UK Weather: After all that wind and rain, something more settled. Flood warnings remain.
This week does look more settled and drier, which maybe be a relief if you saw persistent rain, flooding high winds or even snowfall last week. That doesn’t mean it will be dry all the time, there is rain from the west today, but it won’t be anywhere near as heavy. Over 5” of rain was recorded in the Welsh mountains on Saturday, with more probably falling away from the gauges. All of that continues to make its way down into the Valleys, even over the next day or so.
You may remember that Storm Desmond resulted in widespread flooding and the Name our Storms project now includes naming low pressures linked to not just winds, but also heavy rain and snow.

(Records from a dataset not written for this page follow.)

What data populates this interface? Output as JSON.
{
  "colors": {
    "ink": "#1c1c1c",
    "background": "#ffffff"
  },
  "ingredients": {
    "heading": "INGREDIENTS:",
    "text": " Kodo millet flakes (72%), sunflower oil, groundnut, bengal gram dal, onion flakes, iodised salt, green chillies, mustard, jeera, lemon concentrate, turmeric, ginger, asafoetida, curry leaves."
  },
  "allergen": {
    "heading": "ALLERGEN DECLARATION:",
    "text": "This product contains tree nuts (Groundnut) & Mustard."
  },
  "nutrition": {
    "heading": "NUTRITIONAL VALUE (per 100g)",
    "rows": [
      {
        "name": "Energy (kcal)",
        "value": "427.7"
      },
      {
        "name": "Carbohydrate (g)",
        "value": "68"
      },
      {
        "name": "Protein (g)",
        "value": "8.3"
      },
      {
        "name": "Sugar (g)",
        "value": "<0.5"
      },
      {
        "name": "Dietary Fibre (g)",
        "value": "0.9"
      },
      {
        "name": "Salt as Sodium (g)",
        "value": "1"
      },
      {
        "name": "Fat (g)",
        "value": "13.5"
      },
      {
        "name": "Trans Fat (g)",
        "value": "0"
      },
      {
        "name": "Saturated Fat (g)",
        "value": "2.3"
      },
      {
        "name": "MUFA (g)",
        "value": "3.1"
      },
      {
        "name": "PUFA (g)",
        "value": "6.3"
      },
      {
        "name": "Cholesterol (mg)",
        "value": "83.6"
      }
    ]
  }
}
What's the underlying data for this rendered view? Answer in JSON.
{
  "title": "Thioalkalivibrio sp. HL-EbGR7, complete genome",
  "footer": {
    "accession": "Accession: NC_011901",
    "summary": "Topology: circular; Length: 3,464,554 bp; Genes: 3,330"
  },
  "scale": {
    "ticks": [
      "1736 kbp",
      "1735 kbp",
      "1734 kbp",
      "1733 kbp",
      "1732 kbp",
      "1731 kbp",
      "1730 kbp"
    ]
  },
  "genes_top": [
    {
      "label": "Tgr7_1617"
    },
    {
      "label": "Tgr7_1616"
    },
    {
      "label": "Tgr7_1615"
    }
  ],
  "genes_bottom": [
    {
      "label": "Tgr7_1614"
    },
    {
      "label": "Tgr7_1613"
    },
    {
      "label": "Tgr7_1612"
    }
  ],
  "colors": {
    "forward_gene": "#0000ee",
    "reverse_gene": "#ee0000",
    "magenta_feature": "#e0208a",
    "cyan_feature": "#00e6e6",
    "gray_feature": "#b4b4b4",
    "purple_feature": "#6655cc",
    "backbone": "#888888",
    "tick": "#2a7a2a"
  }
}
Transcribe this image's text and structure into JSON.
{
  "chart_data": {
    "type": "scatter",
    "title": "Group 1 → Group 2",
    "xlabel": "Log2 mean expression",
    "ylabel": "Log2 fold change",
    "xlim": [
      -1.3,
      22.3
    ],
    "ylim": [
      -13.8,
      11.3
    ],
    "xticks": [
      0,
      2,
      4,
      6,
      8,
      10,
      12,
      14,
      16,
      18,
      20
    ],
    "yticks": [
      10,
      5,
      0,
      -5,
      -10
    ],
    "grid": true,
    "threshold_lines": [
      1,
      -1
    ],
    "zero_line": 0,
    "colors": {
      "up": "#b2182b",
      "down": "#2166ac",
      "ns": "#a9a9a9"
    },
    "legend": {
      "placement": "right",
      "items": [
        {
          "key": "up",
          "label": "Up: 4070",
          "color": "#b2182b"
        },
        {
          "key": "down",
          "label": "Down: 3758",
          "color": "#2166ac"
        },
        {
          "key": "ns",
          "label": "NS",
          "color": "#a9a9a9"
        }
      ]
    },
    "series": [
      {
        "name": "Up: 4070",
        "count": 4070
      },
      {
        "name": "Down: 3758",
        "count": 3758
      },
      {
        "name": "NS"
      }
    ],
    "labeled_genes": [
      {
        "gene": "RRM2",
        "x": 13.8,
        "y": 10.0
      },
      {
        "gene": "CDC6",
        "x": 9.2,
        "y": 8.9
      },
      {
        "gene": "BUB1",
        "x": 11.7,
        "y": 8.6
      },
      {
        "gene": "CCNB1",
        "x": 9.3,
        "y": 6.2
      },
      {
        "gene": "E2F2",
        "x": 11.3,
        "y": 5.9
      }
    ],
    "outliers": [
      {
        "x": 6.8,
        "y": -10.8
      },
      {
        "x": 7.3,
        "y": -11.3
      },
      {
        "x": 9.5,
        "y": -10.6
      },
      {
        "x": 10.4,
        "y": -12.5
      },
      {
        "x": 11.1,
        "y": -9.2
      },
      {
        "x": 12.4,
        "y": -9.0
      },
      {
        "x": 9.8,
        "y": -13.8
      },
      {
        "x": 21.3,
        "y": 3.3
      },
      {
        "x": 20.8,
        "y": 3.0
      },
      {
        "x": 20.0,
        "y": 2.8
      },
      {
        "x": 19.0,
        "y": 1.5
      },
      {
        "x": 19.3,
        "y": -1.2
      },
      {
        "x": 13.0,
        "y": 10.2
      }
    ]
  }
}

Other weather types will also be considered, specifically rain if its impact could lead to flooding as advised by the Environment Agency, SEPA and Natural Resources Wales flood warnings. Therefore 'storms systems' could be named on the basis of impacts from the wind but also include the impacts of rain and snow.
Met Eireann is still quite happily naming storms. The UK Met Office seems to be in a bit of a mood about it all. I say that in confusion, frustration and from a standpoint of wanting it to work. Even the national weather warnings have become quite bizarre recently and the stroppy retort of “it needs an amber warning, or that there might be an amber” has become too random for anyone to know what is going on. That parameter seems to relate to the winds but we've had at least two that didn't reach amber. This weekend the low was not named, we have not had #StormHannah but Met Office partners such as Network Rail and the Environment Agency were using Storm Hannah in their social media messages. As an event overall, Saturday’s weather did impact many people, certainly for Wales, northern England and Scotland. Maybe as a wind storm, it wasn't wild enough?
Met Office Why are we Naming storms? The naming of storms using a single authoritative system should aid the communication of approaching severe weather through media partners and other government agencies.
It’s a shame it's in such chaos as it is a very useful communication tool as long as the people you are playing with don’t pick up the ball and walk off with it.
High pressure lurks away to the south settling our UK weather down. There will be a low pressure skirting by on Wednesday bringing blustery winds to Scotland and Northern Ireland. Another low pressure heads in Thursday night and Friday which will bring rain and brisk winds to more of Northern Britain and Ireland but at the moment it looks like high pressure will take over for next weekend.
There is some milder air about for the first half of the week lifting the temperatures into the low to mid-teens. By Friday there will be colder air from the NW with some sleet and hill snow in the mix.
A few spots might see up to 17C as the strengthening March sunshine gets to work. By night, it will feel cool but not bitterly cold with just a few touches of frost tonight and then 6 or 7C for most of the towns and cities until later in the week.
There has been a fine, sunny start for much of England and eastern Scotland. To the west, there is more cloud and frontal rain edging across the UK. Overall the rain is fading but today there will still be some heavier bursts, just briefly as the area of rain becomes more showery through the day. By Tuesday there won’t be much rain except for NW Scotland which will see wet weather tomorrow and dampness for western Britain and Northern Ireland.
The cloud amounts vary too as weak frontal bands drift in off the Atlantic, but in a bit of shelter and any sunny spells, it will feel warm. It’s that time of year, stronger sunshine but still a nip in the wind and dramatic changes week to week or even day by day. At least it’s not as windy today.